Discussions of tax policy rarely include contributions from professional golfers. But the popular pro Phil Mickelson provided a lesson in the realities of demagogic “soak the rich” budgeting the other day when he hinted that he might flee California for more hospitable climes. Florida, anyone?
The Golden State recently passed a referendum raising the state income tax rate on income of more than a million dollars a year from 10 percent to 13 percent. Mr. Mickelson, who earns millions in winnings and endorsements every year—second only to Tiger Woods in that department—pulled out of a deal to buy an interest in the San Diego Padres baseball team because of the higher tax rate.
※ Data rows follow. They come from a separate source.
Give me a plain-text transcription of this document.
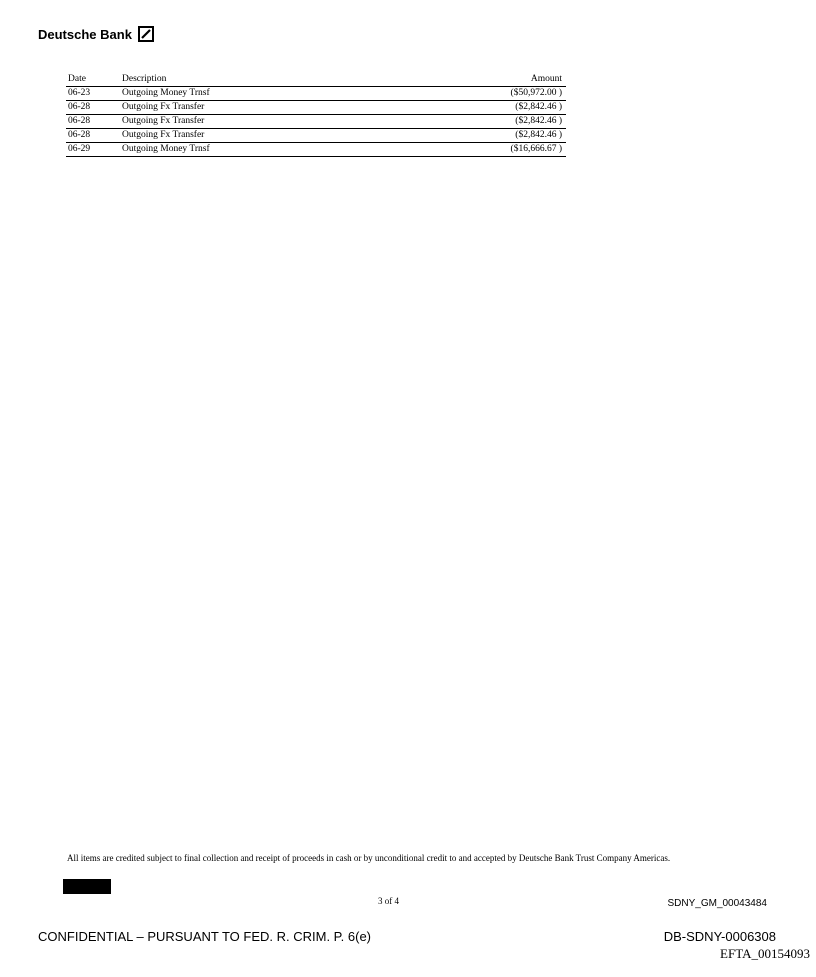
Deutsche Bank
Date	Description	Amount
06-23	Outgoing Money Trnsf	($50,972.00 )
06-28	Outgoing Fx Transfer	($2,842.46 )
06-28	Outgoing Fx Transfer	($2,842.46 )
06-28	Outgoing Fx Transfer	($2,842.46 )
06-29	Outgoing Money Trnsf	($16,666.67 )
All items are credited subject to final collection and receipt of proceeds in cash or by unconditional credit to and accepted by Deutsche Bank Trust Company Americas.
3 of 4	SDNY_GM_00043484
CONFIDENTIAL – PURSUANT TO FED. R. CRIM. P. 6(e)	DB-SDNY-0006308
EFTA_00154093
And, in an unguarded moment after a tournament, he hinted that he might move because of high taxes.
Although he later apologized for his remarks, Mr. Mickelson confirmed what this page and others have argued for years. If governments continue to raise taxes on high earners, they will move elsewhere. In fact, Mr. Woods chimed in after Mr. Mickelson’s remarks, saying he had moved to Florida—where there is no income tax—from California for precisely that reason.
New Yorkers rightly take pride in the city being a place like nowhere else on earth. But the Big Apple’s many virtues will not keep higher earners here if they believe local government treats them like an ATM. Successful people can enjoy the city while maintaining residences elsewhere—it’s a simple fact of life.
That’s why it’s critical that the next generation of city leaders understands the fiscal legacy of Michael Bloomberg, who, of course, gets this issue in a very personal way. Mr. Bloomberg dealt with multiple budget crises without resorting to significant tax increases. Gov. Andrew Cuomo has followed Mr. Bloomberg’s lead, resisting calls to implement so-called “millionaires’ taxes” even though his fellow Democrats in the State Assembly love the idea. The state’s tax rates are the lowest in years—those who make $2 million a year paid about 8.8 percent in state taxes last year, down from 8.9 percent in 2011, and significantly lower than California’s new rate.
But there are signs that high earners are anticipating a change in New York. The Post noted the other day that officials in Palm Beach, Fla., are having great success in luring hedge-fund executives to their sunny, low-tax state. The officials in Palm Beach don’t even have to advertise—business, they say, is falling in their laps.
New York City offers cultural opportunities that Palm Beach will never match. But for many high earners, the bottom line is, well, the bottom line.
The next mayor may not be a golfer. But he or she ought to listen to Phil Mickelson and Tiger Woods. They speak for lots of people—even some who wouldn’t know a sand wedge from a cheese wedge.